Derive third equation of motion by calculus method

Answer 1

Newton's 3rd law of motion: Every action in the universe have their equall and opposite reaction..

Newton's 3rd equation of motion consists of final velocity (v), initial velocity(u), displacement (s) and constant acceleration (a). The equation is as follows-

v²= u²+2as

Actually I don't know how to derive it. But here is some hints are provided.

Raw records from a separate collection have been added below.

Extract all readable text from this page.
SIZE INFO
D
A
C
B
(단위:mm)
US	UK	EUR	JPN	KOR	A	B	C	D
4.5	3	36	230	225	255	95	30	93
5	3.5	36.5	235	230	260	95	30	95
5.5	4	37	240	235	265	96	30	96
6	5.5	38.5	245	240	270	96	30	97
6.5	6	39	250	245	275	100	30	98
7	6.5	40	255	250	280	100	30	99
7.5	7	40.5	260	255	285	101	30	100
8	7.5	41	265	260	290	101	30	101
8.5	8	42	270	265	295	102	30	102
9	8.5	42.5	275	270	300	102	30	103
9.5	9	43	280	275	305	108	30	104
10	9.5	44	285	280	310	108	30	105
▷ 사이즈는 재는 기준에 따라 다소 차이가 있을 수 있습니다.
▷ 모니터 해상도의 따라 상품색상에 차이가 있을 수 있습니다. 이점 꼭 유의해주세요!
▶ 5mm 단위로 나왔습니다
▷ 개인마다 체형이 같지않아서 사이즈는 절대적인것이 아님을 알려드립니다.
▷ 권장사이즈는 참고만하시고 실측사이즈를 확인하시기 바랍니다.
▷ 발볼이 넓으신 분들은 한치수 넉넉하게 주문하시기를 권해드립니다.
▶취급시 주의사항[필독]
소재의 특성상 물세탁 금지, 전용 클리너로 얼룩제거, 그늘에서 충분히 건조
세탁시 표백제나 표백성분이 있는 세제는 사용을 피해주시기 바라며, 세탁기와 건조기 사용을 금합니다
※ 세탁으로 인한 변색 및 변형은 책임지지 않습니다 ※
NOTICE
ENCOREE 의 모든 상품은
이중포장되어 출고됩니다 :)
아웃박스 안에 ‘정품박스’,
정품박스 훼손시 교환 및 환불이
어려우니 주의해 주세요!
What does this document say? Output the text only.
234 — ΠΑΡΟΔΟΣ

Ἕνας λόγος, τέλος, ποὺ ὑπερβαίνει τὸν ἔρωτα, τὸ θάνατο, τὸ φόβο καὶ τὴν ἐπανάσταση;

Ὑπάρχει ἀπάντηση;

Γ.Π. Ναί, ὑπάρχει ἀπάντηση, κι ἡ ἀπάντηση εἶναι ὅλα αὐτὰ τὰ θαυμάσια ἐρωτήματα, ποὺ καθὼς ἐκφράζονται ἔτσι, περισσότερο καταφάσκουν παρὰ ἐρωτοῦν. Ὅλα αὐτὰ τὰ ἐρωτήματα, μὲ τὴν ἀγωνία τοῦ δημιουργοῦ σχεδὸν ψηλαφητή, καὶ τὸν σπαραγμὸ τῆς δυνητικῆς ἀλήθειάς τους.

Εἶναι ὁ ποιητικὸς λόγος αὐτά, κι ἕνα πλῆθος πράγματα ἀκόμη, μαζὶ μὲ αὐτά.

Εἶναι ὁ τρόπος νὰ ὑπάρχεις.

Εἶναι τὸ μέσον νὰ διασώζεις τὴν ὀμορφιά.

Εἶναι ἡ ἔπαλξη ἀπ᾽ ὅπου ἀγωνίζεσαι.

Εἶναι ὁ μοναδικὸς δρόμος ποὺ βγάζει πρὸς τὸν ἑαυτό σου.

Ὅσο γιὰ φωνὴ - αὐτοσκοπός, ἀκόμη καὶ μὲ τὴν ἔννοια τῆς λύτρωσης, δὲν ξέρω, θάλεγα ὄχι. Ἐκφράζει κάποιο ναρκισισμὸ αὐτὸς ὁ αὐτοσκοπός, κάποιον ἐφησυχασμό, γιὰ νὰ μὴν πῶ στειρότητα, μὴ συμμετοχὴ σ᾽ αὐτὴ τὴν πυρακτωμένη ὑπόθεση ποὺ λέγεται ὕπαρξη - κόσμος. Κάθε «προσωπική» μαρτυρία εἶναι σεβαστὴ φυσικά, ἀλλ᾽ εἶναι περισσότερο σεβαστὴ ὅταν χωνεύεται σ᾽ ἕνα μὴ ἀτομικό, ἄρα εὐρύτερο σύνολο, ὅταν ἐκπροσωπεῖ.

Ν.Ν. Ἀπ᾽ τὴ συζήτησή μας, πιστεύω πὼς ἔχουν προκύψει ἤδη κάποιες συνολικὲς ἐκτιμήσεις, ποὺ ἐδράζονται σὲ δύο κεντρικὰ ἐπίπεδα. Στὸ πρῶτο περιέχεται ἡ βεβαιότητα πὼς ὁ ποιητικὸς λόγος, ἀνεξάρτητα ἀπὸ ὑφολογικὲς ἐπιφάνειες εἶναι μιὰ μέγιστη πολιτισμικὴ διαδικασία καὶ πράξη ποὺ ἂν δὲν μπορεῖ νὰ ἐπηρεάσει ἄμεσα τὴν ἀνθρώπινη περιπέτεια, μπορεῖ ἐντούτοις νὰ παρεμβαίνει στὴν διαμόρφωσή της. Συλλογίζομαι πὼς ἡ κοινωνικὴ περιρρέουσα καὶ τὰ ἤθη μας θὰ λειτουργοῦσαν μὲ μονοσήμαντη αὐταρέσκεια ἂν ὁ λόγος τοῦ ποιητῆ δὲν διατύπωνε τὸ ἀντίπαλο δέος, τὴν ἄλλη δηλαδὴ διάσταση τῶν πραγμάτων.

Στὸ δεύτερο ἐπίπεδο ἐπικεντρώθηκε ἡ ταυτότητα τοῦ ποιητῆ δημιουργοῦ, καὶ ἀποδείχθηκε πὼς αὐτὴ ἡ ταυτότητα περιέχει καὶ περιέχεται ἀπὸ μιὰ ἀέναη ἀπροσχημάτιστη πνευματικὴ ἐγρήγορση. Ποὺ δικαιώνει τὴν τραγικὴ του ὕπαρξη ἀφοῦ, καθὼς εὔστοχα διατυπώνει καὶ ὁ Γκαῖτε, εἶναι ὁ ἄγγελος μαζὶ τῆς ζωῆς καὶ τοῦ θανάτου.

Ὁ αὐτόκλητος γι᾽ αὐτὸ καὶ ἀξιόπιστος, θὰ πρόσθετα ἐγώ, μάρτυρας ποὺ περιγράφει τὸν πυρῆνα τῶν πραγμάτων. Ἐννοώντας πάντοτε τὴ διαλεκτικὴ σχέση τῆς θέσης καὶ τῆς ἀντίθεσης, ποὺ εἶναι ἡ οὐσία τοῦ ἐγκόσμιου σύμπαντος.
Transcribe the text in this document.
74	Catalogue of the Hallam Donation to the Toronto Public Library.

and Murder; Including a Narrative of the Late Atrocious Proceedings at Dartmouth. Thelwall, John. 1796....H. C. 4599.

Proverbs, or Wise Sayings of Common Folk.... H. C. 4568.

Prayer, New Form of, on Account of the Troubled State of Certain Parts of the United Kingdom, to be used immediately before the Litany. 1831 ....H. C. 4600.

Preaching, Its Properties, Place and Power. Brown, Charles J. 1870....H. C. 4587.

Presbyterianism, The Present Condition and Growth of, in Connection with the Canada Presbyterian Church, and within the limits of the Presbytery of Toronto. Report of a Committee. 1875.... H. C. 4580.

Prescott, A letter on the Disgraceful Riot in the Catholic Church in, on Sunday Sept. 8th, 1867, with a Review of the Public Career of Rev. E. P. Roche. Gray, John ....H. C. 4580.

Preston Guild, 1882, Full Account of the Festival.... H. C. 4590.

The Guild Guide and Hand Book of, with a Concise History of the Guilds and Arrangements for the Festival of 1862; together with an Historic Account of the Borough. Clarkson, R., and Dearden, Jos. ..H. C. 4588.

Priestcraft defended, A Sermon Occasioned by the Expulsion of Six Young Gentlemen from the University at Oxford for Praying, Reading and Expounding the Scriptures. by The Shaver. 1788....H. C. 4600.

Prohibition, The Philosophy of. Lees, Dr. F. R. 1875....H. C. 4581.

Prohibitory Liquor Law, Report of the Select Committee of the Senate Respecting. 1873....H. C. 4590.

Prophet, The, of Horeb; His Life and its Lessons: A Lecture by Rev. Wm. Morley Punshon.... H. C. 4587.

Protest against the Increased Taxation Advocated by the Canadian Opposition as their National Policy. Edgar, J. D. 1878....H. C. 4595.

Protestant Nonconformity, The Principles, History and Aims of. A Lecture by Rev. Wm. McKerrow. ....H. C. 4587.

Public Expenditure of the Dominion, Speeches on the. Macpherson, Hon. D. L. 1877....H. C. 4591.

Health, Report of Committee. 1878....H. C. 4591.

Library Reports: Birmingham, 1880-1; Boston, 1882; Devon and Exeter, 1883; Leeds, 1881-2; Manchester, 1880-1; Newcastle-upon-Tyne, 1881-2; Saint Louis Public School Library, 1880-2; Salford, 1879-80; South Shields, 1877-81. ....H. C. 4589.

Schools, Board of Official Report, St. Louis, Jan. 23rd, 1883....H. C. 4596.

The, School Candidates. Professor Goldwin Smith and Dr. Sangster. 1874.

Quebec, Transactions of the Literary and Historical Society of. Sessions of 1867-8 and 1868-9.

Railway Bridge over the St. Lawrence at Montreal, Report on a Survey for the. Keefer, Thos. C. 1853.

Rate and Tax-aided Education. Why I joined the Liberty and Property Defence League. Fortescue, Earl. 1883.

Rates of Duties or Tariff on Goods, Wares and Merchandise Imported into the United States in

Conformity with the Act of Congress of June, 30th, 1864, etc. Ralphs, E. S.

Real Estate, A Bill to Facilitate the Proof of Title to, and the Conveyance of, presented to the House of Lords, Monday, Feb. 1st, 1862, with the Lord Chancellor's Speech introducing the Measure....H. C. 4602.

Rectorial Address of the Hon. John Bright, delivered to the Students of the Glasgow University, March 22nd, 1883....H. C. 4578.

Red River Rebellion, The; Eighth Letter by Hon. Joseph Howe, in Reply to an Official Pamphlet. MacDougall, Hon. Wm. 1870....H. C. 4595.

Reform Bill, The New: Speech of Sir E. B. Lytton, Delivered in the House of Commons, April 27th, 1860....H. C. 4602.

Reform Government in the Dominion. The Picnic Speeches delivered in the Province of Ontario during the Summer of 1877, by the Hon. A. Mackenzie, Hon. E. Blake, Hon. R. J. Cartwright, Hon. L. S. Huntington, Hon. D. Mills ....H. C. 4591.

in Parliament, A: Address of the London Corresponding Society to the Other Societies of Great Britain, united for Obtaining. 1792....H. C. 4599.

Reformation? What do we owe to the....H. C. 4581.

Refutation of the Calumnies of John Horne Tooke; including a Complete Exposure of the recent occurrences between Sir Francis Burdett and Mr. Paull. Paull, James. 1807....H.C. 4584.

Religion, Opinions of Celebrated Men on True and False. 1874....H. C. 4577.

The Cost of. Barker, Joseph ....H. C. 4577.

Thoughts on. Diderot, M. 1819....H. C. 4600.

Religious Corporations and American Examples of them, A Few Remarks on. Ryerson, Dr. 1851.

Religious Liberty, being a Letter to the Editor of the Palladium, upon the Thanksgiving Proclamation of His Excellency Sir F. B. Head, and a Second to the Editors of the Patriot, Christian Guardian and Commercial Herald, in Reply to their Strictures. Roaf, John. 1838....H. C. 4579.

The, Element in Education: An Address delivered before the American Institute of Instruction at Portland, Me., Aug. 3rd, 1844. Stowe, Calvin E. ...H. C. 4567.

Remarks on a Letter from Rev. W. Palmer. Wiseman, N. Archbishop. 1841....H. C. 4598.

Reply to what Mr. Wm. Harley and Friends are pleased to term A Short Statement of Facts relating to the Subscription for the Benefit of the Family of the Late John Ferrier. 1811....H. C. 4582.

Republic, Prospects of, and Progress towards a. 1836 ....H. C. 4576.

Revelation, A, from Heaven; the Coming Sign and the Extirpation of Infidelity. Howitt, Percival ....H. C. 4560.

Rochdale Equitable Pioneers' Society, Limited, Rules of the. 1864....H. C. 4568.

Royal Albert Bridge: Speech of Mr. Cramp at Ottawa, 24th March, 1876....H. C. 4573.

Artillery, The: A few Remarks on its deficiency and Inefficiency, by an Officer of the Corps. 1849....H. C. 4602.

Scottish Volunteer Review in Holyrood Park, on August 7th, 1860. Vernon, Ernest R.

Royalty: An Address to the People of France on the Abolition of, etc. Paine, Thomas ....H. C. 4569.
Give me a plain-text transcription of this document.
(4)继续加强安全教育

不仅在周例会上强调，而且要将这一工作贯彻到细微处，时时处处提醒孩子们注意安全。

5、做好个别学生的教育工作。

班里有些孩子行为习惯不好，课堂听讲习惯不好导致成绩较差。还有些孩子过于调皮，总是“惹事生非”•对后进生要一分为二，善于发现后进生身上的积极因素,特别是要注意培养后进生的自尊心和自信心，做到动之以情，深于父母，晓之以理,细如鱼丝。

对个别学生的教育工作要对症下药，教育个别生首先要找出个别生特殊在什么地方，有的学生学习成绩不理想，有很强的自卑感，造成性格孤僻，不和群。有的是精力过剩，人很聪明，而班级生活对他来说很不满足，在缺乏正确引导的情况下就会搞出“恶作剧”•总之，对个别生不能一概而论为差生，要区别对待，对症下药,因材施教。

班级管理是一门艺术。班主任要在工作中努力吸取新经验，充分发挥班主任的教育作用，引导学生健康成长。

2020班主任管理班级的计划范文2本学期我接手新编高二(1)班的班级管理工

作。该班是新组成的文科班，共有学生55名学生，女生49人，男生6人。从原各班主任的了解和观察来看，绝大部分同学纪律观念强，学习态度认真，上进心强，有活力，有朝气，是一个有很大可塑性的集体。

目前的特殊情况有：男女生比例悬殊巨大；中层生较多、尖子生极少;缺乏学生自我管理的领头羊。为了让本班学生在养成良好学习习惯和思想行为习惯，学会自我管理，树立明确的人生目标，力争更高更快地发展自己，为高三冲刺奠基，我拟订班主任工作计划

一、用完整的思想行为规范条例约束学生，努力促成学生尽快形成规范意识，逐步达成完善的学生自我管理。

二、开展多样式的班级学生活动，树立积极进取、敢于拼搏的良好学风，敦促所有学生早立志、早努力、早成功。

You want it by integration.

(v² - u²) /2 indicates the integration of v dv limit u to v.

Here is the proof -

a= dv/dt……1

v=ds/dt……….2

from 1 & 2:

a ds/dt = v dv/ dt

implies a ds =v dv

after integration you will get 3rd equation. (pic of integration is shown above the matter).

Hope it will help...

Answer 2

Answer:

Acceleration (a) of a body is defined the rate of change of its velocity (v) with time (t). Mathematically, we can write,

$a=\frac{dv}{dt}\\adt=dv$

Integrating both sides of the above equation,

$\int\limits^t_0 adt=\int\limits^v_u dv\\ a\int\limits^t_0 {x} dt=\int\limits^v_u dv\\a[t]^t_0=[v]^v_u\\at=v-u\\v=u+at$                                                                         .................(1)

Equation (1) is the 1st equation of motion of a body.

where v is the final velocity, u is the initial velocity and t is the time of motion.

To derive the 2nd equation of motion: The velocity of the body is defined as the rate of change of its displacement.

$v=ds/dt\\ds=vdt$

Substitute the value of the final velocity from the 1st equation of motion

ds = (u + at) dt

⇒ ds = udt + atdt

On Integrating both sides, we get

$\int\limits^S_0 ds=\int\limits^t_0 {u} \, dt + \int\limits^t_0atdt$

$[S]^S_0=u[t]^t_0+\frac{a}{2} [t^2]^t_0\\\\S=ut+\frac{1}{2} at^2$                                                                 ..................(2)

Equation (2) is the second equation of motion.

To derive the third equation of motion,

Use both the expression of the first and the second equations:

$a=\frac{dv}{dt}\; and \;v=\frac{ds}{dt}$

$dt=\frac{dv}{a}=\frac{dS}{v}$

On integrating both sides of the expression, we will get;

$\int\limits^S_0 adS=\int\limits^v_u vdv\\a[S]^S_0=\frac{1}{2}[v^2]^v_u$

$aS= \frac{v^2-u^2}{2}$

$v^2-u^2=2aS$                                                                      ...................(3)

Equation (3) is the 3rd equation of motion.